According to Ben-Shimon, this woman’s situation, while austere, is far from unique and emblematic of the gender imbalance in the population. He explained, “Of the 27 million Russians killed in World War II, 25 million were men. Later, when emigration restrictions were relaxed for some Jews to relocate to Israel, the majority of those who left were healthy, younger single men.”

Ben-Shimon also spoke of Israeli communities whose populations are under physical and emotional stress. He reported that in Sderot, the target of frequent rocket attacks from Gaza, more than three-fourths of all children suffer from post-traumatic stress disorder.
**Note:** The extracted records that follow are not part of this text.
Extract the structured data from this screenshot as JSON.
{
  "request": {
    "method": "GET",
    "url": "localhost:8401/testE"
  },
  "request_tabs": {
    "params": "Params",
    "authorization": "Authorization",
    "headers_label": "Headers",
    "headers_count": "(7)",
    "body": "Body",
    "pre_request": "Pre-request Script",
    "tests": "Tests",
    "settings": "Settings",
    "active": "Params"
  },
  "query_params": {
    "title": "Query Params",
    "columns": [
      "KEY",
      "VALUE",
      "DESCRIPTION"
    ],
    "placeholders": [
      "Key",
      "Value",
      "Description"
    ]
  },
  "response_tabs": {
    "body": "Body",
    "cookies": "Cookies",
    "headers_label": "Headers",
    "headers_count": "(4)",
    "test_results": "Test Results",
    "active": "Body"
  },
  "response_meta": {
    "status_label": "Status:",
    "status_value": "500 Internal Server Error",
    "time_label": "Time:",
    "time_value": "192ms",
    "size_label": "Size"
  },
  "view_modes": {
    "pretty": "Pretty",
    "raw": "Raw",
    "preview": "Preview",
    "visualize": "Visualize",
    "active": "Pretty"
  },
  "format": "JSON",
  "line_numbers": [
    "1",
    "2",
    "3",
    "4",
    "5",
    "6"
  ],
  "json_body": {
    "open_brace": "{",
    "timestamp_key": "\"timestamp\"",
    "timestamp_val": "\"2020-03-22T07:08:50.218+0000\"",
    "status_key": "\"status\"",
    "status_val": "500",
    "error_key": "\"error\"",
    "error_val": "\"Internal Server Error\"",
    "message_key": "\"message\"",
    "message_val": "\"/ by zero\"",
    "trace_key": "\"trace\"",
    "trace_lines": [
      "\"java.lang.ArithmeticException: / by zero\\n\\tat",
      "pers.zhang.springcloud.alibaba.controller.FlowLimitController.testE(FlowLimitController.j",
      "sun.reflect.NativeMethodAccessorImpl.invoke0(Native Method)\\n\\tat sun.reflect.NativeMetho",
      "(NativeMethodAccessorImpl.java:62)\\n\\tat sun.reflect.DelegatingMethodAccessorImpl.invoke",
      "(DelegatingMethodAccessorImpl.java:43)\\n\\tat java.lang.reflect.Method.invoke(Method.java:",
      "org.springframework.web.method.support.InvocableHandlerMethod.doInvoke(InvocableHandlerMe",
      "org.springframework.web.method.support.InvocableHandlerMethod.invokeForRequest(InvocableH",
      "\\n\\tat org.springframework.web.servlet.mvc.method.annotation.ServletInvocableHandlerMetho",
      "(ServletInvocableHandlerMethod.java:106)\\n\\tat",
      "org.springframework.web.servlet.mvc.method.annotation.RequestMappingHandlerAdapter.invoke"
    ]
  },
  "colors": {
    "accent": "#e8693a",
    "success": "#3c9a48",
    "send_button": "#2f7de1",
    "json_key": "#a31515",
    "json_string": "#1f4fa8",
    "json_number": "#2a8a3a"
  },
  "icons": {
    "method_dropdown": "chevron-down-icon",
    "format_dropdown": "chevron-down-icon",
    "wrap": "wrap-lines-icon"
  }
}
Jim Lodge, senior development officer for World ORT, the other featured speaker at the Jan. 23 leg of the federation tour, discussed his organization’s efforts in Buenos Aires, Kiev, and Kiryat Yam, a seaside Israeli town not far from Haifa.

In Argentina’s capital, said Lodge, about one-third of the people live in poverty. Shanty towns are not uncommon, and Jews have not been immune: “At least 25 percent of the Jews” there are poor, he said.

Lodge added that ORT is fighting back by stressing education. The organization has established a school that emphasizes science and whose curriculum also features courses in Hebrew, religion, and Israel.

In Kiryat Yam, once known mainly for its crushing poverty and high crime rate, ORT’s work has helped create a climate of social improvement in a community with a significant percentage of people from Ethiopian backgrounds, said Lodge.

“There is new pride evident in the community,” he said, “as well as increases in housing values.”

Other stops on the federation “tour” included Paris, Budapest, Odessa, Vilnius, Tehran, Tashkent, Gondar, and Caracas. In Israel, the focus was on Jerusalem, Arad, Tzefat, the Hof Ashkelon region, and the Yemin Orde youth village.

The Jan. 30 presentations featured: Sara Goldberg from the Jewish Agency for Israel; Maya Tadmor-Anderman from Natal, a crisis hotline; and Susan Silverman of Friends of Yemin Orde, a boarding school and youth village that houses some 500 disadvantaged and orphan youngsters.

In addition, digital presentations focused on Shutaf, a summer program for special-needs children in Israel, and Crossroads, a program for at-risk English-speaking youth in Jerusalem.

This is the first year that the Monmouth federation has opened its allocations process to a broader range of presenters and audience members.

The new format went over well, according to Sheri Tarrab, the federation’s president-elect, who called the turnout “impressive.”

Keith Krivitzky, executive director of the federation, described the event as “a very good initial effort to educate our community about the circumstances and state of our extended Jewish family around the world.”